The weather here today is somber and wet. It is a far cry from the absolutely stunning weather eight years ago. I had taken vacation time away from work- my mom and my aunt were visiting. We'd spent the day before in DC doing touristy stuff, and we were preparing for more site-seeing that day as well. The sky was stunningly blue and there was no trace of the stifling humidity so common in this area late in the summer.
Keith and I only had one car at the time, so we were going to take the bus to the Metro station, but we got off to a late start and missed the bus we wanted. When we reached the Metro station, a gentleman with a portable radio stopped us, mentioning that we looked like we "hadn't heard the news." It was right around then that the station closed- no more trains into DC. Something had happened.
The rumors we heard were varied. A car bomb at the Senate. Something happening at the Smithsonian. As we waited for the next bus to come take us back to my neighborhood, federal employees came flooding out of the station. They'd all been evacuated because something had happened at the Pentagon. We didn't get the details about the planes in New York until later.

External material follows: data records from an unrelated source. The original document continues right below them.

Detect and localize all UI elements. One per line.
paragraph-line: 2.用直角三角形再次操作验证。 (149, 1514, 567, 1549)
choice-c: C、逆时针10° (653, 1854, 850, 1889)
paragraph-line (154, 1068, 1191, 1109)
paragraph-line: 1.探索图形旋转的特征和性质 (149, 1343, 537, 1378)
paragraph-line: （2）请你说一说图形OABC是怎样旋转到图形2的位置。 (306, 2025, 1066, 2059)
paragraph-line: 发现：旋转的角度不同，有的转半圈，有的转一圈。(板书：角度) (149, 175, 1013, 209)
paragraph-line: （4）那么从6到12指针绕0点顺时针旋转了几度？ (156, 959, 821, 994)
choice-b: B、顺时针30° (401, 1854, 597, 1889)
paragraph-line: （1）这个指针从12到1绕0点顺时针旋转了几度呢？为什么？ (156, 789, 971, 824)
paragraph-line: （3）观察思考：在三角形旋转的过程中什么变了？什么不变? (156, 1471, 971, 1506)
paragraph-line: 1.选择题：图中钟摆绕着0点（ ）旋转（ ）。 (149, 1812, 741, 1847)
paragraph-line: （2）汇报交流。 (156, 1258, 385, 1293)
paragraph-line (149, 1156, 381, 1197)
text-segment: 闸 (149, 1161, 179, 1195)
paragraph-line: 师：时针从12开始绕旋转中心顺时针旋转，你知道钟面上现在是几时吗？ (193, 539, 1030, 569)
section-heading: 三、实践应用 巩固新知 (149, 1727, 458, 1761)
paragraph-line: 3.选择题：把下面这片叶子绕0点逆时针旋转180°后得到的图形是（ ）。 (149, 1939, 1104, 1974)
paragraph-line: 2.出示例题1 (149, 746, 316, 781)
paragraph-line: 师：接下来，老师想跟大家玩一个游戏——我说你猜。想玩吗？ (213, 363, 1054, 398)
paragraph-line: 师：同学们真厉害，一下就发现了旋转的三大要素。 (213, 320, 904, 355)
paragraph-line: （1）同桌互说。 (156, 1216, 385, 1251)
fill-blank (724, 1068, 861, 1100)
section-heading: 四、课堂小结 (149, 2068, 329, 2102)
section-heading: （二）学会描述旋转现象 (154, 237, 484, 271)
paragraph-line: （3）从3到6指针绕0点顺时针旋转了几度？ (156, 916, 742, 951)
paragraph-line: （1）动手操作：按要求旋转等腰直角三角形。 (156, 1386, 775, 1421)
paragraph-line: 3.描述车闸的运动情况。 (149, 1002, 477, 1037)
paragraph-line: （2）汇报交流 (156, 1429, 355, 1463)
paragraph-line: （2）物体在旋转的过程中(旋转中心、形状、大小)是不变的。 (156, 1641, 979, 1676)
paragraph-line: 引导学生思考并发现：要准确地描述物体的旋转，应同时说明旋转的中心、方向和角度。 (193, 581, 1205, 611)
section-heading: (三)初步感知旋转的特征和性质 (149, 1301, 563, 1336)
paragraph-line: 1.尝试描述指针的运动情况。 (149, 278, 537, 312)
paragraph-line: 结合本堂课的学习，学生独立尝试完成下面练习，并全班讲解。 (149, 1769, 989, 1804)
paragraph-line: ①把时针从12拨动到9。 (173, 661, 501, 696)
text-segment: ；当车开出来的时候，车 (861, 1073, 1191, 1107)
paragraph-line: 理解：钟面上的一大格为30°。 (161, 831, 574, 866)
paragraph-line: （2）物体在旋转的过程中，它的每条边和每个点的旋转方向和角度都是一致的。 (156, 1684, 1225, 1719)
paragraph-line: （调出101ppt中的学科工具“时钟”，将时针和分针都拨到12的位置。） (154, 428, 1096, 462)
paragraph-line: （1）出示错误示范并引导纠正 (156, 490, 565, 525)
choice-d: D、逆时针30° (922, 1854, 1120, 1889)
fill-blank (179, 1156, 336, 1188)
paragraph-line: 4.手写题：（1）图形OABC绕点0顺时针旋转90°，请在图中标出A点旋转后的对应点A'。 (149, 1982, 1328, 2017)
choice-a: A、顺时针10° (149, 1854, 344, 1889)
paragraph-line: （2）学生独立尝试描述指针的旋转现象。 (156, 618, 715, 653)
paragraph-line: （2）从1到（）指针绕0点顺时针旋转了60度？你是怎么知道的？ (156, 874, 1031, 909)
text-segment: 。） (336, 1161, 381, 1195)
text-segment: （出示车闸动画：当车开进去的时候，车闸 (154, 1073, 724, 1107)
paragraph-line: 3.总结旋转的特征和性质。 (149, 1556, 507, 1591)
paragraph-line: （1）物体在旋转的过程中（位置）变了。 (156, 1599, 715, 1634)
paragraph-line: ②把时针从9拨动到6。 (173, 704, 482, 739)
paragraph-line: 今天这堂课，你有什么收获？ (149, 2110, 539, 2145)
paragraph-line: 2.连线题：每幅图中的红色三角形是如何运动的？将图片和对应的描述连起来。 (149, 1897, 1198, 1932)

The bus was very crowded so I wasn't sitting next to my mother at that point. Instead, she sat next to a young woman who couldn't stop crying; she couldn't get through to her parents on her cell phone. I watched my mom comfort that girl and calm her down, and knew that we had missed that first bus by design- not so that we wouldn't be caught in the chaos in DC, but so that my mother would be there for that young woman.
Mom and Aunt Karen were supposed to fly home on the 13th. Instead, on the 12th they managed to get a rental car. The rental agency was on the grounds of Dulles Airport, the airport from which the planes had taken off. My husband's car was followed by military vehicles as he drove, with no other cars around, on normally bumper-to-bumper airport access road. I later heard stories about agencies all over the country that ran out of cars, of people doubling up with strangers to drive to far-flung destinations. I guess everyone assumed that they wouldn't be able to get anywhere near Dulles that day, because the place was a ghost town.
I lived then, as I do now, very close to the airport. You don't even realize you're taking the sounds of the airplanes overhead for granted until they are silenced. For the next several days, the only planes in the sky were military. Whenever you heard them, you'd glance skyward nervously and shudder.